Using the Equation 32 and Equation 33, the RMS current of the inductor and output capacitor are calculated, to be 0.1078 A and 0.0774 A respectively. Select components that ratings exceed the calculated RMS values. Calculate the output capacitance using the Equation 34 to Equation 36 and use the largest value, Vripple is the steady-state voltage ripple and deltaV is voltage change during a transient. A minimum of 7.5-µF capacitance is calculated. Additional capacitance de-ratings for aging, temperature and DC bias should be factored in which increases this minimum value. For this example, a 22-µF 10-V X7R ceramic capacitor with 5-mΩ ESR is used. To have a low-output ripple power supply use a low ESR capacitor. Use Equation 37 to estimate the maximum ESR for the output capacitor. Equation 38 and Equation 39 estimate the RMS current and capacitance for the input capacitor. An RMS current of 38.7 mA and capacitance of 1.56 µF is calculated. A 2.2-µF 100-V/X7R ceramic is used for this example.

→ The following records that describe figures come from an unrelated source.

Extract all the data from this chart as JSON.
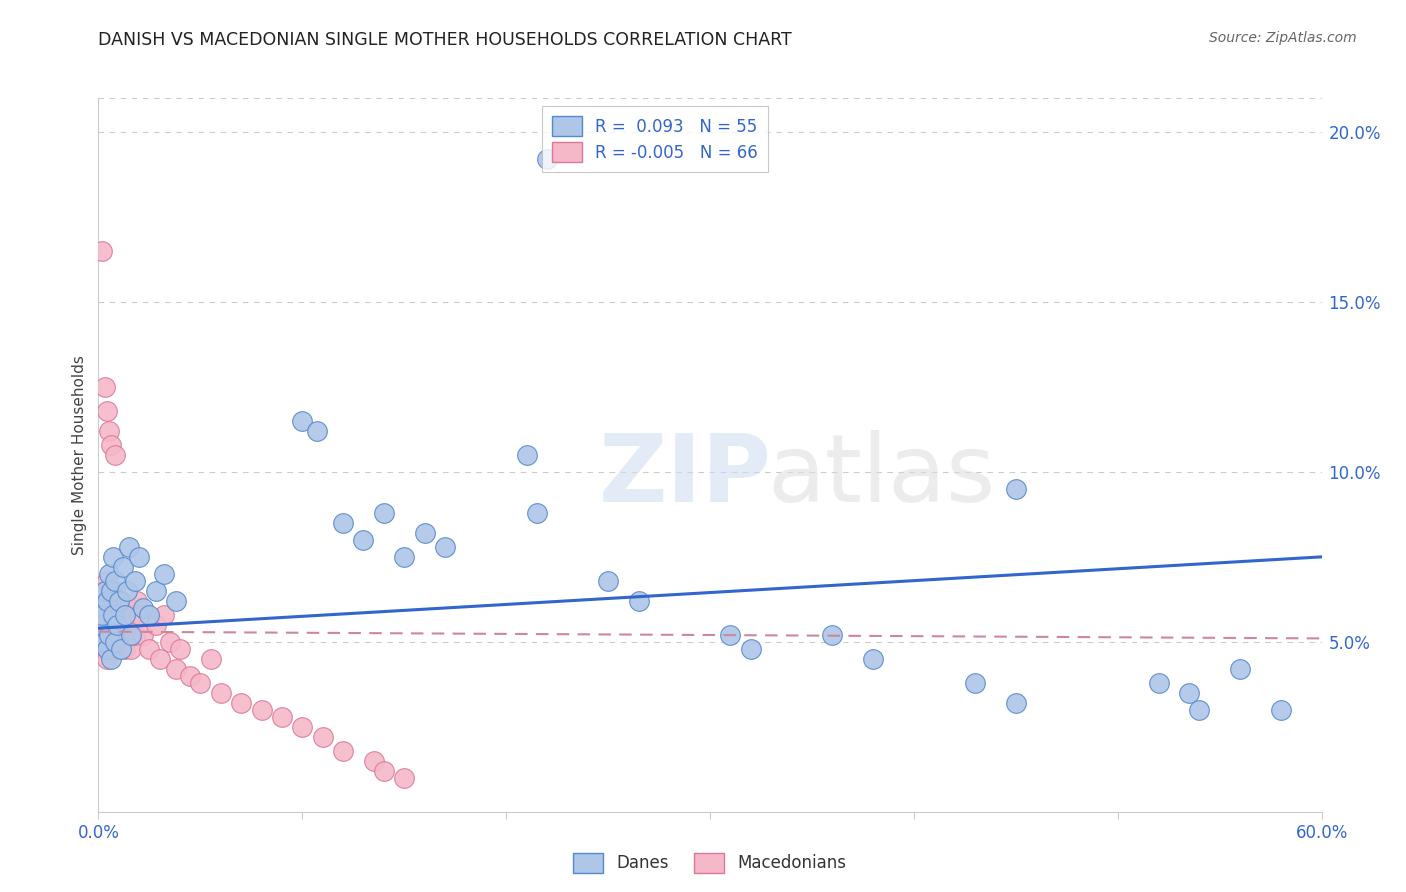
{
  "title": "DANISH VS MACEDONIAN SINGLE MOTHER HOUSEHOLDS CORRELATION CHART",
  "source": "Source: ZipAtlas.com",
  "ylabel": "Single Mother Households",
  "xlim": [
    0.0,
    0.6
  ],
  "ylim": [
    0.0,
    0.21
  ],
  "xtick_vals": [
    0.0,
    0.1,
    0.2,
    0.3,
    0.4,
    0.5,
    0.6
  ],
  "xtick_labels": [
    "0.0%",
    "",
    "",
    "",
    "",
    "",
    "60.0%"
  ],
  "ytick_vals": [
    0.05,
    0.1,
    0.15,
    0.2
  ],
  "ytick_labels": [
    "5.0%",
    "10.0%",
    "15.0%",
    "20.0%"
  ],
  "blue_face": "#aec6e8",
  "blue_edge": "#5588cc",
  "pink_face": "#f5b8c8",
  "pink_edge": "#dd7799",
  "blue_line": "#3366cc",
  "pink_line": "#cc8899",
  "grid_color": "#cccccc",
  "blue_trend_x": [
    0.0,
    0.6
  ],
  "blue_trend_y": [
    0.054,
    0.075
  ],
  "pink_trend_x": [
    0.0,
    0.6
  ],
  "pink_trend_y": [
    0.053,
    0.051
  ],
  "danes_x": [
    0.001,
    0.002,
    0.002,
    0.003,
    0.003,
    0.004,
    0.004,
    0.005,
    0.005,
    0.006,
    0.006,
    0.007,
    0.007,
    0.008,
    0.008,
    0.009,
    0.01,
    0.011,
    0.012,
    0.013,
    0.014,
    0.015,
    0.016,
    0.018,
    0.02,
    0.022,
    0.025,
    0.028,
    0.032,
    0.038,
    0.1,
    0.107,
    0.12,
    0.13,
    0.14,
    0.15,
    0.16,
    0.17,
    0.21,
    0.215,
    0.25,
    0.265,
    0.31,
    0.32,
    0.36,
    0.38,
    0.43,
    0.45,
    0.52,
    0.54,
    0.22,
    0.45,
    0.535,
    0.56,
    0.58
  ],
  "danes_y": [
    0.06,
    0.055,
    0.058,
    0.065,
    0.05,
    0.062,
    0.048,
    0.07,
    0.052,
    0.065,
    0.045,
    0.075,
    0.058,
    0.068,
    0.05,
    0.055,
    0.062,
    0.048,
    0.072,
    0.058,
    0.065,
    0.078,
    0.052,
    0.068,
    0.075,
    0.06,
    0.058,
    0.065,
    0.07,
    0.062,
    0.115,
    0.112,
    0.085,
    0.08,
    0.088,
    0.075,
    0.082,
    0.078,
    0.105,
    0.088,
    0.068,
    0.062,
    0.052,
    0.048,
    0.052,
    0.045,
    0.038,
    0.032,
    0.038,
    0.03,
    0.192,
    0.095,
    0.035,
    0.042,
    0.03
  ],
  "mace_x": [
    0.001,
    0.001,
    0.002,
    0.002,
    0.002,
    0.003,
    0.003,
    0.003,
    0.004,
    0.004,
    0.004,
    0.005,
    0.005,
    0.005,
    0.006,
    0.006,
    0.006,
    0.007,
    0.007,
    0.008,
    0.008,
    0.009,
    0.009,
    0.01,
    0.01,
    0.011,
    0.011,
    0.012,
    0.012,
    0.013,
    0.013,
    0.014,
    0.015,
    0.015,
    0.016,
    0.017,
    0.018,
    0.019,
    0.02,
    0.022,
    0.025,
    0.028,
    0.03,
    0.032,
    0.035,
    0.038,
    0.04,
    0.045,
    0.05,
    0.055,
    0.06,
    0.07,
    0.08,
    0.09,
    0.1,
    0.11,
    0.12,
    0.135,
    0.14,
    0.15,
    0.002,
    0.003,
    0.004,
    0.005,
    0.006,
    0.008
  ],
  "mace_y": [
    0.055,
    0.062,
    0.048,
    0.058,
    0.052,
    0.065,
    0.05,
    0.06,
    0.055,
    0.068,
    0.045,
    0.06,
    0.052,
    0.058,
    0.048,
    0.065,
    0.055,
    0.06,
    0.05,
    0.058,
    0.065,
    0.052,
    0.06,
    0.055,
    0.048,
    0.062,
    0.058,
    0.05,
    0.055,
    0.06,
    0.048,
    0.052,
    0.06,
    0.055,
    0.048,
    0.058,
    0.052,
    0.062,
    0.058,
    0.052,
    0.048,
    0.055,
    0.045,
    0.058,
    0.05,
    0.042,
    0.048,
    0.04,
    0.038,
    0.045,
    0.035,
    0.032,
    0.03,
    0.028,
    0.025,
    0.022,
    0.018,
    0.015,
    0.012,
    0.01,
    0.165,
    0.125,
    0.118,
    0.112,
    0.108,
    0.105
  ]
}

The method presented here is easy to calculate and includes the effect of the slope compensation that is internal to the TPS54061. This method assumes the crossover frequency is between the modulator pole and the ESR zero and the ESR zero is at least 10 times greater than the modulator pole. Once the output components are determined, use the equations below to close the feedback loop. A current mode controlled power supply operating in DCM has a transfer function which includes an ESR zero and pole as shown in Equation 40. To calculate the current mode power stage gain, first calculate, Kdcm, the DCM gain, and Fm, the modulator gain, using Equation 41 and Equation 42. Kdcm and Fm are 32.4 and 0.475 respectively. The location of the pole and ESR zero are calculated using Equation 43 and Equation 44 . The pole and zero are 491 Hz and 2.8 MHz, respectively. Use the lower value of Equation 45 and Equation 46 as a starting point for the crossover frequency. Equation 45 is the geometric mean of the power stage pole and the ESR zero and Equation 46 is the mean of power stage pole and the switching frequency. The crossover frequency is chosen as 5 kHz from Equation 46.
To determine the compensation resistor, RCOMP, use Equation 47. Assume the power stage transconductance, gmps, is 1.0 A/V. The output voltage, VO, reference voltage, VREF, and amplifier transconductance, gmea, are
5.0 V, 0.8 V and 108 µA/V, respectively. RCOMP is calculated to be 38.3 kΩ; use the nearest standard value of 35.7 kΩ. Use Equation 48 to set the compensation zero to equalthe modulator pole frequency. Equation 48 yields 290 nF for compensating capacitor CCOMP, and a 330 nF is used. Use the larger value of Equation 49 or Equation 50 to calculate the CPOLE, which sets the compensation pole. Equation 50 yields 178 pF standard value of 220 pF is selected.